More nominations for the Nobel Peace Prize

by Robert Nagle on 10/15/2012

in observations,World Affairs

So the winner of this year’s  Nobel Peace Price is …. the EU? What the heck? Who’s going to be awarded the 2013 peace prize — the Nobel Peace Prize committee itself?

The Nobel Peace Prize for 2014 will be awarded to the word “peace”  … for its undeniable power to help people express their ideas more easily.

For 2015 the Peace Prize will be awarded to “Life” for demonstrating  temerity not to shirk from terrifying nonexistence and to  infuse people with the desire to live and let live.

For 2016 it will be awarded to the “smile” for its unsung role in promoting peace and cooperation.

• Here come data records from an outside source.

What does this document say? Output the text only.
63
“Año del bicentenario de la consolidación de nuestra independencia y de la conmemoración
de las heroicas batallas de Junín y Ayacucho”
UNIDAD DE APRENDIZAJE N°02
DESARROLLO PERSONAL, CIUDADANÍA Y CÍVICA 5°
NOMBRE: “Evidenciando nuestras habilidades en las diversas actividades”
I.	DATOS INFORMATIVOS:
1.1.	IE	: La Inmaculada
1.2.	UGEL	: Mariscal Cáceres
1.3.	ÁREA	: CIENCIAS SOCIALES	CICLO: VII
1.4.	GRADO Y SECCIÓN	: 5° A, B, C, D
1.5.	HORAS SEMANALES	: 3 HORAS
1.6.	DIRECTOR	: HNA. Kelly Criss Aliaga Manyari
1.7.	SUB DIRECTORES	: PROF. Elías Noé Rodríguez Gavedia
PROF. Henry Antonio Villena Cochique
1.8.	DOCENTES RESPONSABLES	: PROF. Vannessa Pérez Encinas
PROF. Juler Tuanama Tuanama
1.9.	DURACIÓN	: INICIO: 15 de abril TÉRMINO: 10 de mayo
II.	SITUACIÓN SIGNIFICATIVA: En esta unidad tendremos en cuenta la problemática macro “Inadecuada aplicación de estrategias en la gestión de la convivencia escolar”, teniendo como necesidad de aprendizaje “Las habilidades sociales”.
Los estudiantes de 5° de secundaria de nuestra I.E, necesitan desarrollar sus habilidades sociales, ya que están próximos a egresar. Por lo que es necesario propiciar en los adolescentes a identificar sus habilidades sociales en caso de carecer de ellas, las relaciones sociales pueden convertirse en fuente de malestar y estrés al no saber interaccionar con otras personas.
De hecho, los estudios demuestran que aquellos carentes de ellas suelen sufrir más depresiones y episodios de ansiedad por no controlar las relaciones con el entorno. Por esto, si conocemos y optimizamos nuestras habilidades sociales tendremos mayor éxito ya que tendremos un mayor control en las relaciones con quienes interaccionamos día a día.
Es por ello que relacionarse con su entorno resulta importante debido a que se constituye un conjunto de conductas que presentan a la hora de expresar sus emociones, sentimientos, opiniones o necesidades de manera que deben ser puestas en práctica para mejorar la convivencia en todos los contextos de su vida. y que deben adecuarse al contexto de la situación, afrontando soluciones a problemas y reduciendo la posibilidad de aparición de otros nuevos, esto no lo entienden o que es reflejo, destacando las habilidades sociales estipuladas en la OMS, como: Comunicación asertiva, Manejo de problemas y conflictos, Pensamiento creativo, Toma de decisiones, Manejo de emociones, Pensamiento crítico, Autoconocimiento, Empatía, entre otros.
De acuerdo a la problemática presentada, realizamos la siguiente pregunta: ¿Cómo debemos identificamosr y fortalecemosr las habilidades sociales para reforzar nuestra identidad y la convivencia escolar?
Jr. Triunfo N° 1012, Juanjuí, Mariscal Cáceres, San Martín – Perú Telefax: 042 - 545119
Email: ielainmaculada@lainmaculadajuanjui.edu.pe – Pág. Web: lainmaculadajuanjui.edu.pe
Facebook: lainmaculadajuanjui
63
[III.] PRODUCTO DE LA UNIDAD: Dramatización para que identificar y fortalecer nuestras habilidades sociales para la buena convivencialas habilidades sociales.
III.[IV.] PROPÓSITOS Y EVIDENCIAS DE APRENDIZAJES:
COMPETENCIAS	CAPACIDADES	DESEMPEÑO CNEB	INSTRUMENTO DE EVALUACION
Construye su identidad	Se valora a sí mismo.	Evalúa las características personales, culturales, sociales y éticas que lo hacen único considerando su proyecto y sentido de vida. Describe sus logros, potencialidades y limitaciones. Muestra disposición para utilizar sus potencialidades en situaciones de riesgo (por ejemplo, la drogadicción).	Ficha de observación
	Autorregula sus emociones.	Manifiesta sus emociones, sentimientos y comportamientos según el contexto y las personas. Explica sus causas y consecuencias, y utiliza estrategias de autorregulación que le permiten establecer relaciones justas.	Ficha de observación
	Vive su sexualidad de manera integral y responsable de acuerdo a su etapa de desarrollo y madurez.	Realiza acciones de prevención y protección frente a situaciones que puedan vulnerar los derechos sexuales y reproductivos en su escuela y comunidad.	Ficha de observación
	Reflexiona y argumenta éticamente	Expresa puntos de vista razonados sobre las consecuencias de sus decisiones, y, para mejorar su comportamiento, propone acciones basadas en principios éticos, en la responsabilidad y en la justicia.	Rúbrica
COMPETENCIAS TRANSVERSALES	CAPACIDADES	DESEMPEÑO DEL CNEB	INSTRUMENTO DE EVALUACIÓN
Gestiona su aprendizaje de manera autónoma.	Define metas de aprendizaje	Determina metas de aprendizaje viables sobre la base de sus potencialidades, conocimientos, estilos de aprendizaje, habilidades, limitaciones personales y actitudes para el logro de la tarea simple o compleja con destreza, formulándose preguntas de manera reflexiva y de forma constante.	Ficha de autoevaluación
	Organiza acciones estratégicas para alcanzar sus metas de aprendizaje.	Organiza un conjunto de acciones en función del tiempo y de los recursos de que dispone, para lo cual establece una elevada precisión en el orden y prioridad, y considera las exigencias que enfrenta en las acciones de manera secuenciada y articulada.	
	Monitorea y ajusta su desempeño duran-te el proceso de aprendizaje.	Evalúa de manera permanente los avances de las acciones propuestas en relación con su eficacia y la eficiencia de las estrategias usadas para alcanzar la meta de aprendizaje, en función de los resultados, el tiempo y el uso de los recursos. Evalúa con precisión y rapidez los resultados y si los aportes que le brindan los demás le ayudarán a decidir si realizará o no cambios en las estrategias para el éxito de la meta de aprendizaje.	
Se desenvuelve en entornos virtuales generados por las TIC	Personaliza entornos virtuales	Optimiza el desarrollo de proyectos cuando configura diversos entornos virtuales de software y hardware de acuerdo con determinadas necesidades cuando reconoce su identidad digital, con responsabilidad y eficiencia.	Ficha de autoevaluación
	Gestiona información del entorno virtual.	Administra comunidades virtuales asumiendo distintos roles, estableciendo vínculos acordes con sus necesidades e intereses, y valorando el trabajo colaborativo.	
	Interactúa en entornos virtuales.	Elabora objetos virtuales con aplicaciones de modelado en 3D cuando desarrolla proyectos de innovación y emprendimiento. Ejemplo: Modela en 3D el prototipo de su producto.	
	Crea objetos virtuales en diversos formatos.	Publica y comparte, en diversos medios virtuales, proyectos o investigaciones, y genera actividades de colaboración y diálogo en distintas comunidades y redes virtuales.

For 2017 it will be awarded to “paper” without whom the leading peace treaties would never  have been possible.

For 2018 it will be awarded to “war” — which frankly has gotten a bad rap these last few centuries — but whose contrast helps us to value what peace itself is.

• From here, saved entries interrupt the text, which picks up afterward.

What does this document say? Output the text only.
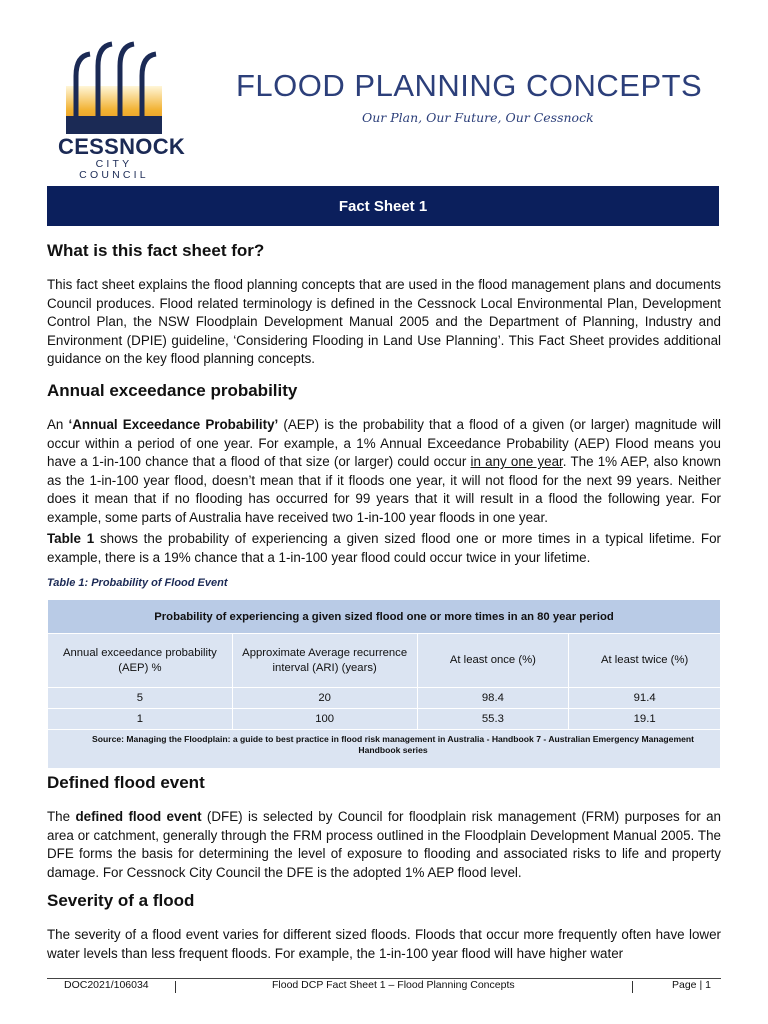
CESSNOCK
CITY COUNCIL
FLOOD PLANNING CONCEPTS
Our Plan, Our Future, Our Cessnock
Fact Sheet 1
What is this fact sheet for?
This fact sheet explains the flood planning concepts that are used in the flood management plans and documents Council produces. Flood related terminology is defined in the Cessnock Local Environmental Plan, Development Control Plan, the NSW Floodplain Development Manual 2005 and the Department of Planning, Industry and Environment (DPIE) guideline, ‘Considering Flooding in Land Use Planning’. This Fact Sheet provides additional guidance on the key flood planning concepts.
Annual exceedance probability
An ‘Annual Exceedance Probability’ (AEP) is the probability that a flood of a given (or larger) magnitude will occur within a period of one year. For example, a 1% Annual Exceedance Probability (AEP) Flood means you have a 1-in-100 chance that a flood of that size (or larger) could occur in any one year. The 1% AEP, also known as the 1-in-100 year flood, doesn’t mean that if it floods one year, it will not flood for the next 99 years. Neither does it mean that if no flooding has occurred for 99 years that it will result in a flood the following year. For example, some parts of Australia have received two 1-in-100 year floods in one year.
Table 1 shows the probability of experiencing a given sized flood one or more times in a typical lifetime. For example, there is a 19% chance that a 1-in-100 year flood could occur twice in your lifetime.
Table 1: Probability of Flood Event
Probability of experiencing a given sized flood one or more times in an 80 year period			
Annual exceedance probability (AEP) %	Approximate Average recurrence interval (ARI) (years)	At least once (%)	At least twice (%)
5	20	98.4	91.4
1	100	55.3	19.1
Source: Managing the Floodplain: a guide to best practice in flood risk management in Australia - Handbook 7 - Australian Emergency Management Handbook series			
Defined flood event
The defined flood event (DFE) is selected by Council for floodplain risk management (FRM) purposes for an area or catchment, generally through the FRM process outlined in the Floodplain Development Manual 2005. The DFE forms the basis for determining the level of exposure to flooding and associated risks to life and property damage. For Cessnock City Council the DFE is the adopted 1% AEP flood level.
Severity of a flood
The severity of a flood event varies for different sized floods. Floods that occur more frequently often have lower water levels than less frequent floods. For example, the 1-in-100 year flood will have higher water
DOC2021/106034	Flood DCP Fact Sheet 1 – Flood Planning Concepts	Page | 1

For 2019 it will be awarded to “myself” , the place where all peace has to start.

For 2020 it will be awarded to “traffic lights” for its crucial task is preventing all kinds of collisions and disputes.

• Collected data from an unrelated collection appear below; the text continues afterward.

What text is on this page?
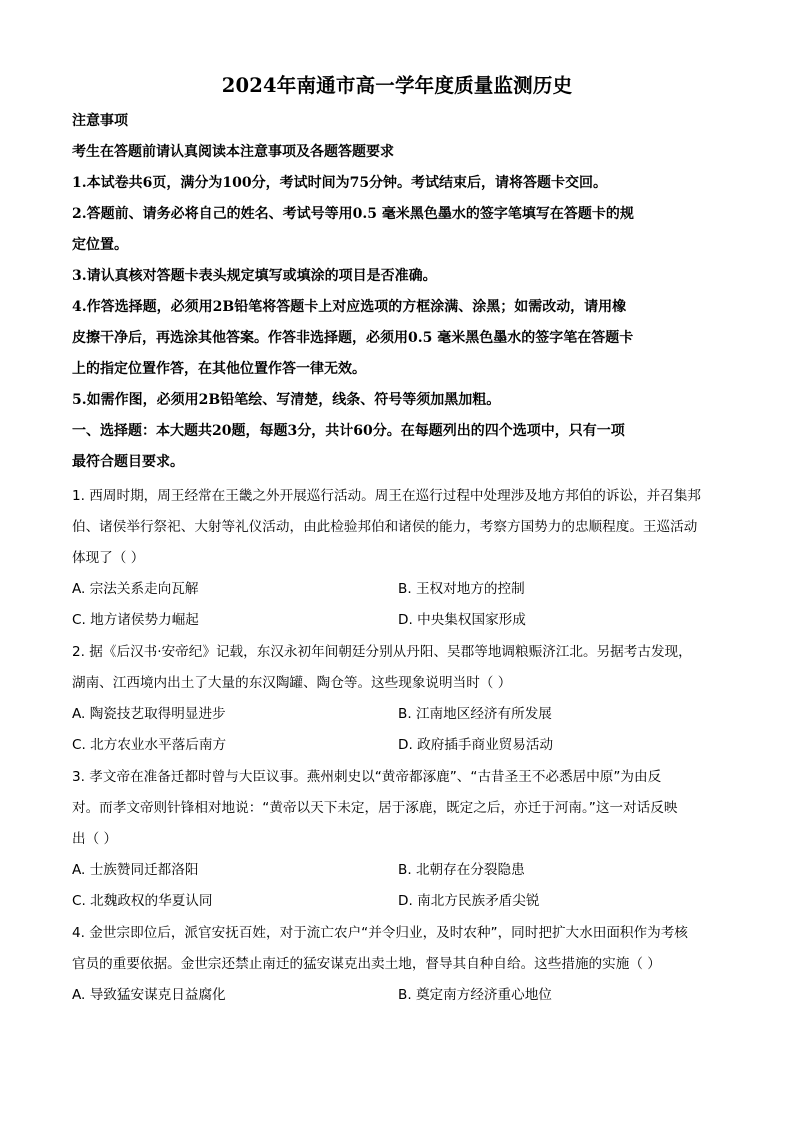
2024年南通市高一学年度质量监测历史
注意事项
考生在答题前请认真阅读本注意事项及各题答题要求
1.本试卷共6页，满分为100分，考试时间为75分钟。考试结束后，请将答题卡交回。
2.答题前、请务必将自己的姓名、考试号等用0.5 毫米黑色墨水的签字笔填写在答题卡的规
定位置。
3.请认真核对答题卡表头规定填写或填涂的项目是否准确。
4.作答选择题，必须用2B铅笔将答题卡上对应选项的方框涂满、涂黑；如需改动，请用橡
皮擦干净后，再选涂其他答案。作答非选择题，必须用0.5 毫米黑色墨水的签字笔在答题卡
上的指定位置作答，在其他位置作答一律无效。
5.如需作图，必须用2B铅笔绘、写清楚，线条、符号等须加黑加粗。
一、选择题：本大题共20题，每题3分，共计60分。在每题列出的四个选项中，只有一项
最符合题目要求。
1. 西周时期，周王经常在王畿之外开展巡行活动。周王在巡行过程中处理涉及地方邦伯的诉讼，并召集邦
伯、诸侯举行祭祀、大射等礼仪活动，由此检验邦伯和诸侯的能力，考察方国势力的忠顺程度。王巡活动
体现了（ ）
A. 宗法关系走向瓦解	B. 王权对地方的控制
C. 地方诸侯势力崛起	D. 中央集权国家形成
2. 据《后汉书·安帝纪》记载，东汉永初年间朝廷分别从丹阳、吴郡等地调粮赈济江北。另据考古发现，
湖南、江西境内出土了大量的东汉陶罐、陶仓等。这些现象说明当时（ ）
A. 陶瓷技艺取得明显进步	B. 江南地区经济有所发展
C. 北方农业水平落后南方	D. 政府插手商业贸易活动
3. 孝文帝在准备迁都时曾与大臣议事。燕州刺史以“黄帝都涿鹿”、“古昔圣王不必悉居中原”为由反
对。而孝文帝则针锋相对地说：“黄帝以天下未定，居于涿鹿，既定之后，亦迁于河南。”这一对话反映
出（ ）
A. 士族赞同迁都洛阳	B. 北朝存在分裂隐患
C. 北魏政权的华夏认同	D. 南北方民族矛盾尖锐
4. 金世宗即位后，派官安抚百姓，对于流亡农户“并令归业，及时农种”，同时把扩大水田面积作为考核
官员的重要依据。金世宗还禁止南迁的猛安谋克出卖土地，督导其自种自给。这些措施的实施（ ）
A. 导致猛安谋克日益腐化	B. 奠定南方经济重心地位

For 2021 it will be awarded to “Rainbows” for suggesting a kind of society which unifies all kinds.

For 2022 it will be awarded to “wimps” who are brave enough to embrace the path of nonconflict against intimidation and aggresison.

For 2022 a joint award will be given to   “cannabis” for promoting the cause of indifference to conflict.

For 2023 it will be awarded to “Martin Luther King” because there’s nothing wrong with repeating oneself sometimes.

For 2024 a joint award will be given to “mouthwash and underarm deodorant” for helping people to get closer.

I realize that with this year’s  award, the Nobel committee has made a clever  and interesting point about the benefits of international bodies. But the main purpose of awards is  to identify and reward extraordinary individuals. You are squandering this real value of an award when you try to reward  institutions  rather than individuals. Individuals are the ones who actually  fight for these concepts. They are outgunned and underfunded. Their individual struggles matter, and awards can help expose these struggles  to a wider audience and raise the status of these people in their own society. Peacemakers, contrary to what you might think, rarely make the news; they rarely work with a sizable PR budget, and frankly they don’t often “win” (even if ultimately their point of view ends up prevailing over the long term).